Sonar is a manuscript submission tracking program that does pretty much everything that the Writer’s Market web service does, for free. Sonar isn’t integrated with a publisher’s database, so you’ll have to enter that information in yourself, but that won’t kill you. This is the software that I eventually chose for tracking manuscripts in Windows.
Writer’s Database for windows is one I just heard about but haven’t tried.
InkLink is quite old now and kinda pricey but for some time it was one of the more popular Windows programs for Submission Tracking. It’s easy to see why. This thing is loaded with features. The interface was easy and simple, and so was the user’s manual. In addition to listing manuscripts and publishers, InkLink would help you catalog things like travel expenses, too. The “reminder” feature was good, letting you know that its time for a submission’s second inquiry, etc., but it wouldn’t send you an e-mail. (The idea of a mobile alert is too new for this thing). Inklink would also help you create a writer’s resume, using the data you had already entered. Inklink charged $90, which seems steep, at first, but it is a one-time fee, unlike Writers Market.
SubTract is free to use and keeps track of things you have written, as well as any submissions you have made to publishers, magazines etc.
Power Tracker is windows software that is now more than 10 years old but may be useful for users of older machines.

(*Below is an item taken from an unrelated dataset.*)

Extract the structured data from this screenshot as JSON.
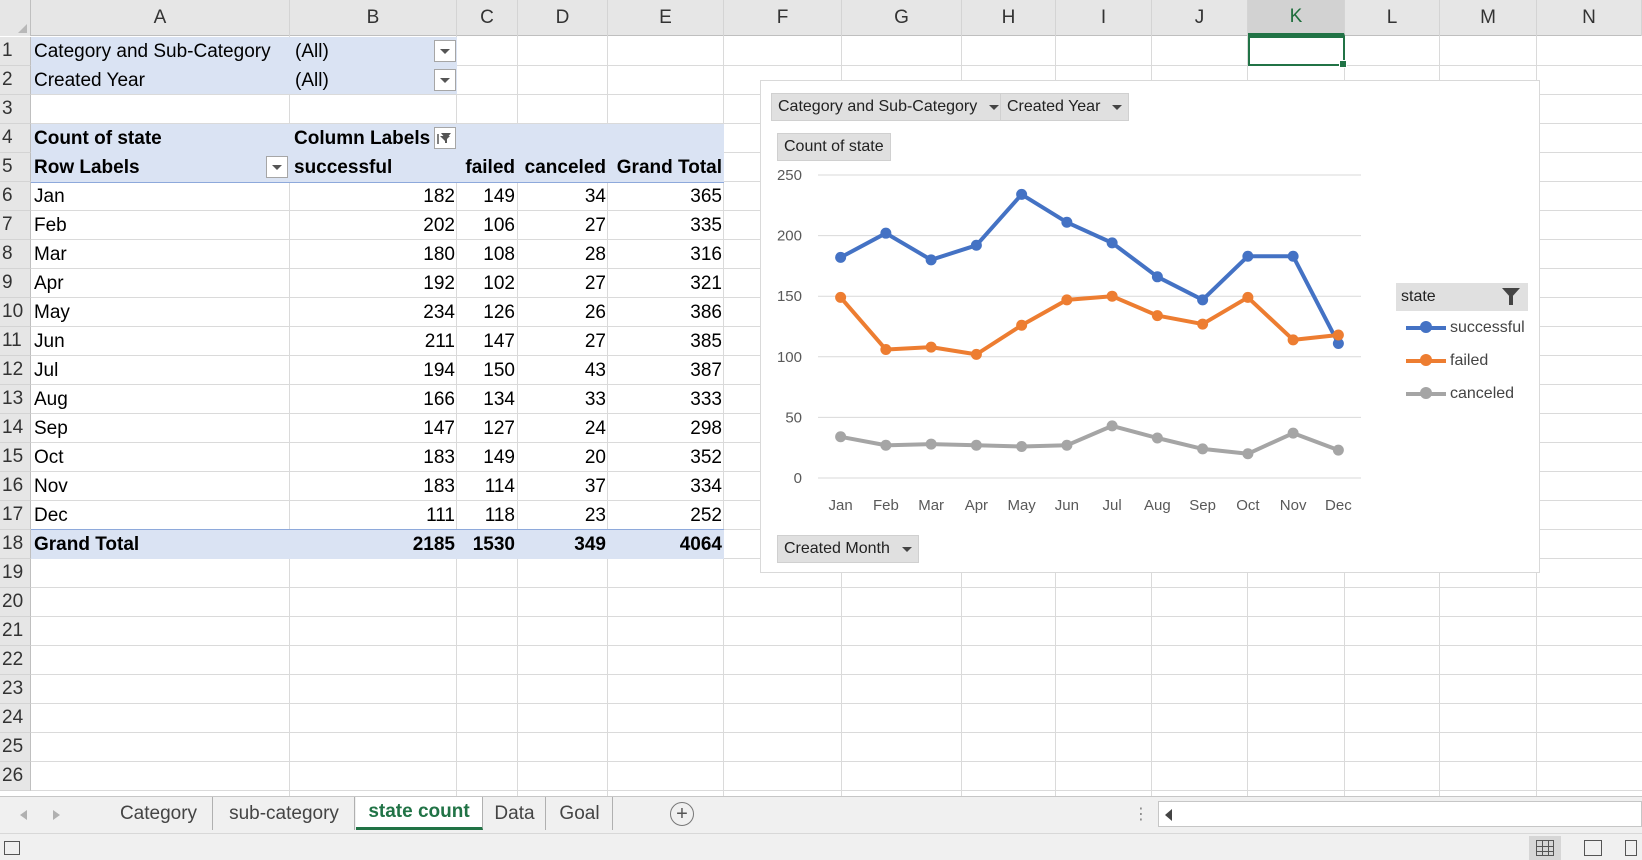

StoryTracker is manuscript tracking software for iphones and the like but, for my part, I don’t enjoy doing that much typing, copying and pasting from an iOS device. Luckily, there is a version of StoryTracker for the Mac (and one coming soon for PC). I have high hopes for StoryTracker. There’s a demo version that you can use to try it out. When used in tandem, these two applications should prove to be both powerful and portable. With these, a database of publications or contacts can be exported or shared, which could lead to some interesting, sharable collections of lists, or perhaps even some compatibility with the directory web apps mentioned above? “Published!" by Ritsah Software and is pretty good not as simple and pretty as Manuscript Tracker was, and definitely more expensive. Mariner Software makes some great apps for writers, and their Montage and StoryMill apps both have built-in submissions tracking, but that functionality is only available inside of programs that do a lot of other things. Whether you use Montage or Storymill, you probably already have a dedicated writing application, and you might prefer to do your submissions tracking elsewhere.